Last year this time, the two birds and another Amur falcon Wokha were fitted with satellite tags to track their incredible route, hitherto unknown to ornithologists. Every year from October, Amur falcons start flying down to Doyang from Mongolia, Northern China and Southeastern Siberia to escape the harsh winter and to roost here before starting off on their journey to the warmer climes of South Africa. About a million Amur falcons come to Doyang to roost. While Naga and Pangti were able to make it to Doyang this year, Wokha, the female bird, couldn't.
Wokha's satellite track record showed she was still in South Africa. But it is also suspected she may have died or the tag may have fallen off. Naga's satellite track showed he flew over Senapati Churachandpur in Manipur, Aizwal in Mizoram, entered Bangladesh, flew over the Bay of Bengal, Andhra Pradesh, Karnataka and Goa before flying over the Arabian Sea and then reached the Coast of Somalia. Naga then flew over Kenya, Tanzania, Zimbabwe and then entered Botswana. On his return journey, Naga flew over Somalia, the Arabian Sea, Gujarat, Madhya Pradesh, Bihar, Meghalaya, Manipur, Myanmar, Laos, Vietnam, China, inner Mongolia and finally Nagaland on October 29. Pangti, also a female, followed almost the same route as Naga and reached Doyang on the same date.
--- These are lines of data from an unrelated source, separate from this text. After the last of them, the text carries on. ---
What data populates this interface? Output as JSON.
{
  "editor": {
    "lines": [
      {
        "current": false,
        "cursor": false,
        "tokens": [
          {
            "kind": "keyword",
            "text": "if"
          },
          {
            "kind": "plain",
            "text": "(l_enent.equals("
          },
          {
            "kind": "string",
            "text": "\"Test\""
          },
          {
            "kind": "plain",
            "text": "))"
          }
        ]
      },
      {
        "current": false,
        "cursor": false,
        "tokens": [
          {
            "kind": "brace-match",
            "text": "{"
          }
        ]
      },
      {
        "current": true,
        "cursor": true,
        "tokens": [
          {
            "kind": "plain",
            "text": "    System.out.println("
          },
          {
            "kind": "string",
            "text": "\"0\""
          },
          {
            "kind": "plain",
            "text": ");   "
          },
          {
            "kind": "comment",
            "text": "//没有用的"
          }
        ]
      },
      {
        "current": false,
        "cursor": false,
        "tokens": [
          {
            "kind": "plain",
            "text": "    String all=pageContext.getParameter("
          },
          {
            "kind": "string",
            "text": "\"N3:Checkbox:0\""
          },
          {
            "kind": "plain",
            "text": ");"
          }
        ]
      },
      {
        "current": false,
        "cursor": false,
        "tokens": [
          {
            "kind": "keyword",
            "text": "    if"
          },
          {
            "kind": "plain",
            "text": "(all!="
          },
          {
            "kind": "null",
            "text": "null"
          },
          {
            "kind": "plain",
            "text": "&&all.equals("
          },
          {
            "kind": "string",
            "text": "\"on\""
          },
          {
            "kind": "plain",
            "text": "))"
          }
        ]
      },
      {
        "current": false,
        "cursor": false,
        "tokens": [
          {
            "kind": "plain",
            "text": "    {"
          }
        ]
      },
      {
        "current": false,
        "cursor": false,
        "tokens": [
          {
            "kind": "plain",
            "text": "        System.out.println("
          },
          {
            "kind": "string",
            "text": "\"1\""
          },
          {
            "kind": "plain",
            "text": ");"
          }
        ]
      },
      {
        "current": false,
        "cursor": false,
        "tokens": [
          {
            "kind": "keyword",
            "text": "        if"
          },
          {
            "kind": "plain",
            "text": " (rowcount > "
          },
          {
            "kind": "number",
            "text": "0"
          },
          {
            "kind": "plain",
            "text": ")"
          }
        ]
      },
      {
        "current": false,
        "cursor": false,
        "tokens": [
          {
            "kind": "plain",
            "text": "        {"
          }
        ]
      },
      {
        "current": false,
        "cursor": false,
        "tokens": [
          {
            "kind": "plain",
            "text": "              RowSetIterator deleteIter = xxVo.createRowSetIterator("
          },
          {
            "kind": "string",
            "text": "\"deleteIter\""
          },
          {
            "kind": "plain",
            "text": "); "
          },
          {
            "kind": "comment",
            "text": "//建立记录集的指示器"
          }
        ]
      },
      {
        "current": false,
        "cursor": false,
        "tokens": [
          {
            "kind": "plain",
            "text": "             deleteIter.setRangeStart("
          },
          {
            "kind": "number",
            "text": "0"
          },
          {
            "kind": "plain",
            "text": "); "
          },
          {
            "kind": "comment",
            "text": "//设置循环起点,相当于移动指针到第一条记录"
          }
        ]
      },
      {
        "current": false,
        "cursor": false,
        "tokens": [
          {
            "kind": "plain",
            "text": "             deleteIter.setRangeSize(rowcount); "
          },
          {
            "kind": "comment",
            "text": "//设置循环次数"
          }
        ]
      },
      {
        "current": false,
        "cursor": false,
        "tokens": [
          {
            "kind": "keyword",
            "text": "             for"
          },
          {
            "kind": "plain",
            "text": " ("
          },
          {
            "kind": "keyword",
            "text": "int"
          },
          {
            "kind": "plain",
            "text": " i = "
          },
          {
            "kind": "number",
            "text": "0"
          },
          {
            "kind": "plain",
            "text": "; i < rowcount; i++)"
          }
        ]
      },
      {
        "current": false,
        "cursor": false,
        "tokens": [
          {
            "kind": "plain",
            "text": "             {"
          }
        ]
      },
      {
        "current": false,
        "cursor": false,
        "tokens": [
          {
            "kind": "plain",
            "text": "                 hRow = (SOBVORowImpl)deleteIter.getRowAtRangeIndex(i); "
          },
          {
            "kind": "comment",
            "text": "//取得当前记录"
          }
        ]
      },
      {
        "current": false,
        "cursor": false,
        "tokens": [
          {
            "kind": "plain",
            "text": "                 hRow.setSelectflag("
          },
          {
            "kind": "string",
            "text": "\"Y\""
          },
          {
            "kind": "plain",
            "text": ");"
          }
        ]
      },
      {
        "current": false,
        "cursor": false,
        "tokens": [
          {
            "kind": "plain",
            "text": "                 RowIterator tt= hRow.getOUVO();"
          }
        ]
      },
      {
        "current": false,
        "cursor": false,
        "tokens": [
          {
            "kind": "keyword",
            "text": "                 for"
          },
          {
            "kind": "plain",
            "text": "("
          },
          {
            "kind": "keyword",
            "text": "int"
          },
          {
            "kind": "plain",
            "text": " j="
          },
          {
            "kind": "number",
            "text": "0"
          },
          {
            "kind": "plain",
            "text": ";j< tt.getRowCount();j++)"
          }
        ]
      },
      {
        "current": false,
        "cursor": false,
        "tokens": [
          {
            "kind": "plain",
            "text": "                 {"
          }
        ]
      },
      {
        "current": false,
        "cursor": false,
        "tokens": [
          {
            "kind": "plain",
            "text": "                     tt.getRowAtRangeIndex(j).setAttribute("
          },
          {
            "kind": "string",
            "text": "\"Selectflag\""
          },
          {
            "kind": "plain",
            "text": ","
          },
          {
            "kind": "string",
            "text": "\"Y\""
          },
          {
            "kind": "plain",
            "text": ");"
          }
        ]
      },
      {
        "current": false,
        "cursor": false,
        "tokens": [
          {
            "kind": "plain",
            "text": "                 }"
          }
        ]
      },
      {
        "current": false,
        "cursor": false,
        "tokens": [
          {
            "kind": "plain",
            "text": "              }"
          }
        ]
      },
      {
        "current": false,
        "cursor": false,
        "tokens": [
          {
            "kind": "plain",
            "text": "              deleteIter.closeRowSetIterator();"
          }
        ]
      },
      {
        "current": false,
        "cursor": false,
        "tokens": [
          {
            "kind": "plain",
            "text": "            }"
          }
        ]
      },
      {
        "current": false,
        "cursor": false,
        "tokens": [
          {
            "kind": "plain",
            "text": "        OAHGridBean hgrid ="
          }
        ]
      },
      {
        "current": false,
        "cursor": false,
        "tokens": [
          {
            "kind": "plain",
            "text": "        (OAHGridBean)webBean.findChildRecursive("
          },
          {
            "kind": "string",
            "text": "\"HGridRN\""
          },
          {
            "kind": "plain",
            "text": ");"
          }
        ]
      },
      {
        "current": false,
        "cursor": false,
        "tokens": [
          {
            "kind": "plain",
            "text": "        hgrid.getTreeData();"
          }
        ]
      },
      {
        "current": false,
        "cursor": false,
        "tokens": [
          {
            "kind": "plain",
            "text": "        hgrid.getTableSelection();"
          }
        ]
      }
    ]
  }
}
"Naga and Pangti have returned to Nagaland after almost a year covering a distance of 22,000 km from Nagaland to South Africa and then from South Africa to Mongolia and Nagaland," said the Nagaland principal chief conservator of forests and head of the forest force, M Lokeswara Rao.
Since last year, the people of Doyang have stopped hunting Amur falcons. Credit should go to the efforts of the forest department, NGOs, village and church leaders for this change.
Rao said that apart from tracking the migration routes, the satellite tagging carries the message of conservation in Nagaland. "This is a proud moment. The satellite tagging has put Nagaland on the world map. People who were once hunters have helped preserve this species. Doyang is now abuzz with the success of this movement," Rao added.